The disappointment of failing to reach both the 2005 and 2006 editions of the FIFA Beach Soccer World Cup has been replaced by the confidence that comes with qualifying for every tournament since 2007. Russia ended up ninth in that maiden outing on the world stage and recorded sixth-and seventh-placed finishes at the next two competitions.

What is more, at the most recent edition of the global showpiece in 2011, the team exceeded all expectations and won each of their six games en route to taking the title.

“I’m happy to have a team like this, a team in which all 12 players have mastered the basics, know our system and lack for nothing quality-wise,” said Russia coach Mikhail Likhachev after his side’s victorious Ravenna 2011 campaign. “This is how a team sport should be.”

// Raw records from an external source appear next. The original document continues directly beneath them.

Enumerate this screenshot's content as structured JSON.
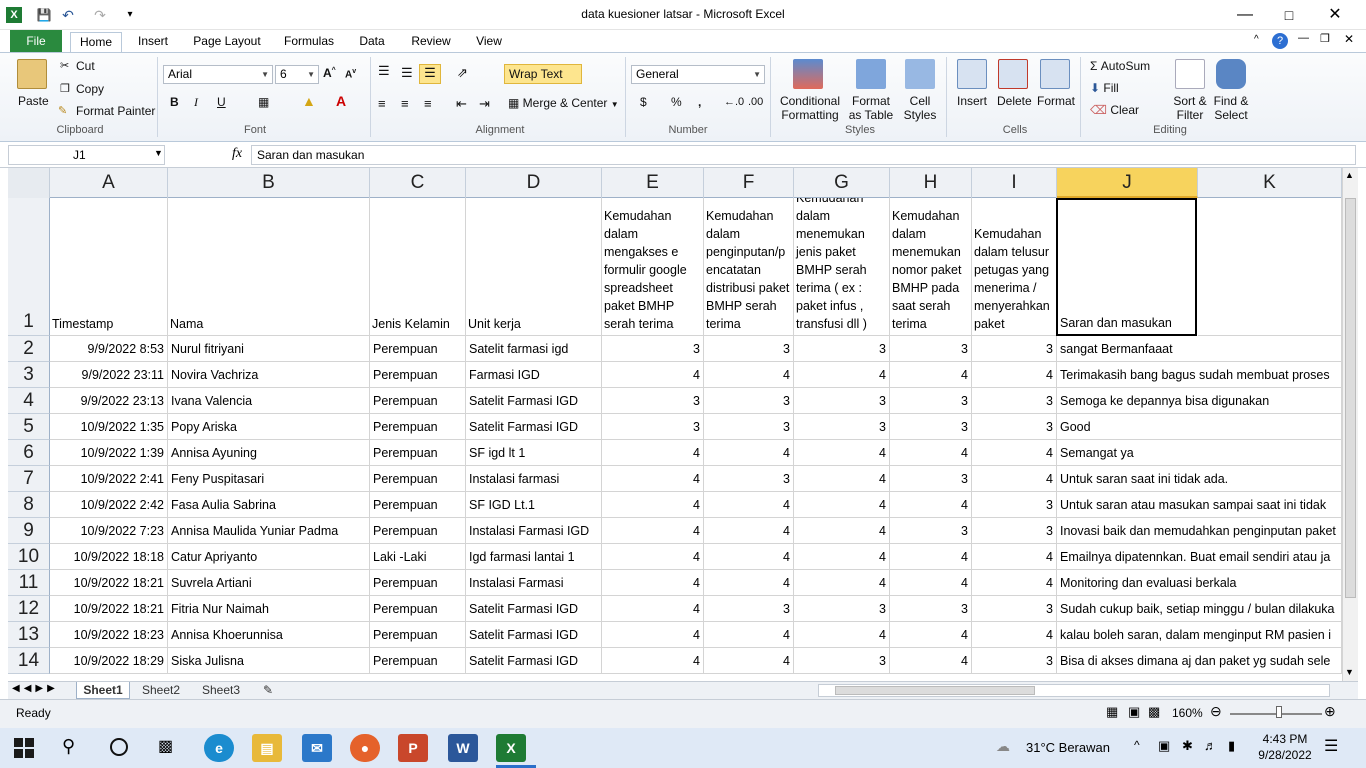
{
  "window": {
    "title": "data kuesioner latsar  -  Microsoft Excel"
  },
  "tabs": [
    "File",
    "Home",
    "Insert",
    "Page Layout",
    "Formulas",
    "Data",
    "Review",
    "View"
  ],
  "active_tab": "Home",
  "ribbon": {
    "clipboard": {
      "paste": "Paste",
      "cut": "Cut",
      "copy": "Copy",
      "format_painter": "Format Painter",
      "label": "Clipboard"
    },
    "font": {
      "name": "Arial",
      "size": "6",
      "bold": "B",
      "italic": "I",
      "underline": "U",
      "label": "Font"
    },
    "alignment": {
      "wrap_text": "Wrap Text",
      "merge_center": "Merge & Center",
      "label": "Alignment"
    },
    "number": {
      "format": "General",
      "currency": "$",
      "percent": "%",
      "comma": ",",
      "label": "Number"
    },
    "styles": {
      "conditional": "Conditional",
      "conditional2": "Formatting",
      "format_table": "Format",
      "format_table2": "as Table",
      "cell_styles": "Cell",
      "cell_styles2": "Styles",
      "label": "Styles"
    },
    "cells": {
      "insert": "Insert",
      "delete": "Delete",
      "format": "Format",
      "label": "Cells"
    },
    "editing": {
      "autosum": "AutoSum",
      "fill": "Fill",
      "clear": "Clear",
      "sort": "Sort &",
      "sort2": "Filter",
      "find": "Find &",
      "find2": "Select",
      "label": "Editing"
    }
  },
  "formula_bar": {
    "name_box": "J1",
    "fx": "fx",
    "content": "Saran dan masukan"
  },
  "columns": [
    "A",
    "B",
    "C",
    "D",
    "E",
    "F",
    "G",
    "H",
    "I",
    "J",
    "K"
  ],
  "header_row": {
    "A": "Timestamp",
    "B": "Nama",
    "C": "Jenis Kelamin",
    "D": "Unit kerja",
    "E": "Kemudahan dalam mengakses e formulir google spreadsheet paket BMHP serah terima",
    "F": "Kemudahan dalam penginputan/p encatatan distribusi paket BMHP serah terima",
    "G": "Kemudahan dalam menemukan jenis paket BMHP serah terima ( ex : paket infus , transfusi dll )",
    "H": "Kemudahan dalam menemukan nomor paket BMHP pada saat serah terima",
    "I": "Kemudahan dalam telusur petugas yang menerima / menyerahkan paket",
    "J": "Saran dan masukan"
  },
  "rows": [
    {
      "n": "2",
      "A": "9/9/2022 8:53",
      "B": "Nurul fitriyani",
      "C": "Perempuan",
      "D": "Satelit farmasi igd",
      "E": "3",
      "F": "3",
      "G": "3",
      "H": "3",
      "I": "3",
      "J": "sangat Bermanfaaat"
    },
    {
      "n": "3",
      "A": "9/9/2022 23:11",
      "B": "Novira Vachriza",
      "C": "Perempuan",
      "D": "Farmasi IGD",
      "E": "4",
      "F": "4",
      "G": "4",
      "H": "4",
      "I": "4",
      "J": "Terimakasih bang bagus sudah membuat proses"
    },
    {
      "n": "4",
      "A": "9/9/2022 23:13",
      "B": "Ivana Valencia",
      "C": "Perempuan",
      "D": "Satelit Farmasi IGD",
      "E": "3",
      "F": "3",
      "G": "3",
      "H": "3",
      "I": "3",
      "J": "Semoga ke depannya bisa digunakan"
    },
    {
      "n": "5",
      "A": "10/9/2022 1:35",
      "B": "Popy Ariska",
      "C": "Perempuan",
      "D": "Satelit Farmasi IGD",
      "E": "3",
      "F": "3",
      "G": "3",
      "H": "3",
      "I": "3",
      "J": "Good"
    },
    {
      "n": "6",
      "A": "10/9/2022 1:39",
      "B": "Annisa Ayuning",
      "C": "Perempuan",
      "D": "SF igd lt 1",
      "E": "4",
      "F": "4",
      "G": "4",
      "H": "4",
      "I": "4",
      "J": "Semangat ya"
    },
    {
      "n": "7",
      "A": "10/9/2022 2:41",
      "B": "Feny Puspitasari",
      "C": "Perempuan",
      "D": "Instalasi farmasi",
      "E": "4",
      "F": "3",
      "G": "4",
      "H": "3",
      "I": "4",
      "J": "Untuk saran saat ini tidak ada."
    },
    {
      "n": "8",
      "A": "10/9/2022 2:42",
      "B": "Fasa Aulia Sabrina",
      "C": "Perempuan",
      "D": "SF IGD Lt.1",
      "E": "4",
      "F": "4",
      "G": "4",
      "H": "4",
      "I": "3",
      "J": "Untuk saran atau masukan sampai saat ini tidak"
    },
    {
      "n": "9",
      "A": "10/9/2022 7:23",
      "B": "Annisa Maulida Yuniar Padma",
      "C": "Perempuan",
      "D": "Instalasi Farmasi IGD",
      "E": "4",
      "F": "4",
      "G": "4",
      "H": "3",
      "I": "3",
      "J": "Inovasi baik dan memudahkan penginputan paket"
    },
    {
      "n": "10",
      "A": "10/9/2022 18:18",
      "B": "Catur Apriyanto",
      "C": "Laki -Laki",
      "D": "Igd farmasi lantai 1",
      "E": "4",
      "F": "4",
      "G": "4",
      "H": "4",
      "I": "4",
      "J": "Emailnya dipatennkan. Buat email sendiri atau ja"
    },
    {
      "n": "11",
      "A": "10/9/2022 18:21",
      "B": "Suvrela Artiani",
      "C": "Perempuan",
      "D": "Instalasi Farmasi",
      "E": "4",
      "F": "4",
      "G": "4",
      "H": "4",
      "I": "4",
      "J": "Monitoring dan evaluasi berkala"
    },
    {
      "n": "12",
      "A": "10/9/2022 18:21",
      "B": "Fitria Nur Naimah",
      "C": "Perempuan",
      "D": "Satelit Farmasi IGD",
      "E": "4",
      "F": "3",
      "G": "3",
      "H": "3",
      "I": "3",
      "J": "Sudah cukup baik, setiap minggu / bulan dilakuka"
    },
    {
      "n": "13",
      "A": "10/9/2022 18:23",
      "B": "Annisa Khoerunnisa",
      "C": "Perempuan",
      "D": "Satelit Farmasi IGD",
      "E": "4",
      "F": "4",
      "G": "4",
      "H": "4",
      "I": "4",
      "J": "kalau boleh saran, dalam menginput RM pasien i"
    },
    {
      "n": "14",
      "A": "10/9/2022 18:29",
      "B": "Siska Julisna",
      "C": "Perempuan",
      "D": "Satelit Farmasi IGD",
      "E": "4",
      "F": "4",
      "G": "3",
      "H": "4",
      "I": "3",
      "J": "Bisa di akses dimana aj dan paket yg sudah sele"
    }
  ],
  "sheets": [
    "Sheet1",
    "Sheet2",
    "Sheet3"
  ],
  "status": {
    "ready": "Ready",
    "zoom": "160%"
  },
  "taskbar": {
    "weather": "31°C  Berawan",
    "time": "4:43 PM",
    "date": "9/28/2022"
  }
}
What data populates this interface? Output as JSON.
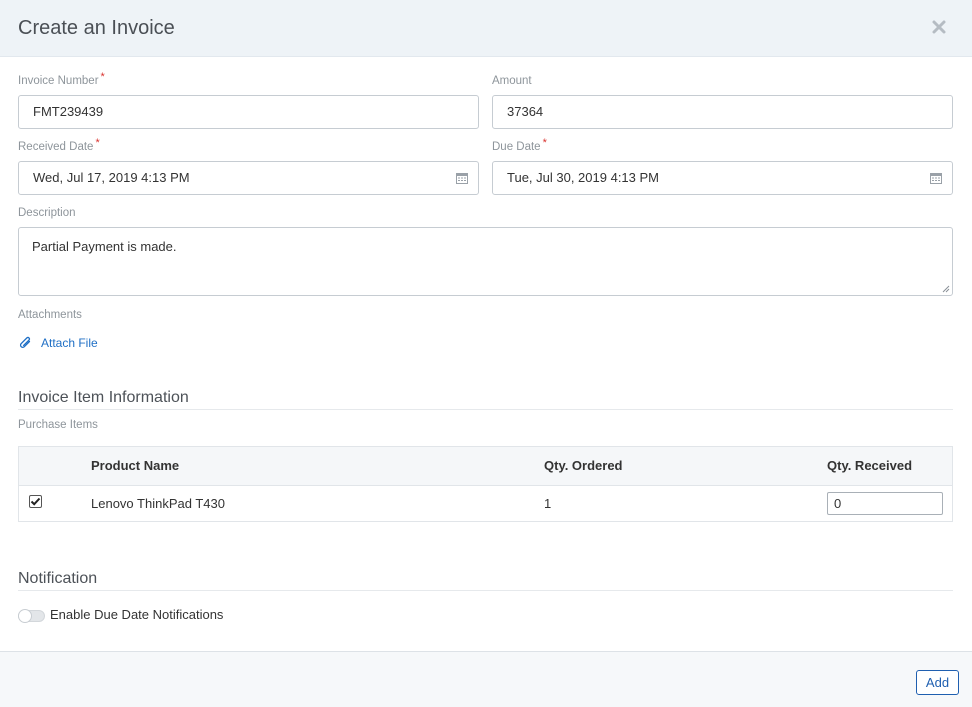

His pride was understandable given the manner in which his side inflicted a 12-8 defeat on powerhouses Brazil, the South American giants' first ever loss in normal time at a FIFA Beach Soccer World Cup.

Not invincible
Russia must now be firmly among the favourites to lift the trophy at the forthcoming tournament. Likhachev still has the majority of his title-winning squad available to him, including key players Ilya Leonov and Andrey Bukhlitskiy, who respectively won the adidas Golden Ball and adidas Golden Glove in Italy two years ago. With Alexey Makarov and livewire winger Dmistri Shishin in their ranks as well, Russia are well equipped to go all the way once more.

I’m happy to have a team like this, a team in which all 12 players have mastered the basics, know our system and lack for nothing quality-wise.

Mikhail Likhachev, Russia coach.

The secret to Russia’s sensational ascent is both simple and logical: teamwork and togetherness. “Our style doesn’t just require the strikers to be in a position to score goals, but all of us,” explained Shishin. “I think that was the decisive factor in our success.” Indeed, after taking the world crown in Italy, Russia were widely described as a well-oiled machine, whose physical strength and consistency were crucial components.

However, recent events have shown that even the reigning world champions cannot afford to ease up, after they surprisingly lost to Poland during the European Zone qualifying tournament for Tahiti 2013. Although the defeat was of little consequence in the end, as Russia went on to reach the final, they again suffered a setback when losing to Spain.

Rematch with Brazil?
In Tahiti, Russia will begin with what, on paper at least, look like winnable encounters against Japan, Paraguay and Côte d'Ivoire in Group D. It is only the Africans’ second tournament participation following their elimination in the group stage at Dubai 2009, while the South Americans are competition debutants.

Japan appear likely to prove the most troublesome opponents, having featured at every FIFA Beach Soccer World Cup so far, recording their highest finish of fourth in 2005. Not that Russia will be underestimating anyone at Tahiti 2013, especially as any defeat will likely be much more damaging than their losses during qualifying.

“We’re not where we want to be yet,” said Egor Eremeev. “We want to win everything there is to be won. We’re a young team and can still improve.”

Intriguingly, a glance at the fixture list reveals that a rematch of the 2011 title decider against A Seleção could happen as early as the quarter-finals. If the upward trend in Russia’s beach-soccer development is to continue, that would be a stern test of their credentials. Indeed, surely the only way to improve on being crowned world champions is to successfully defend their throne?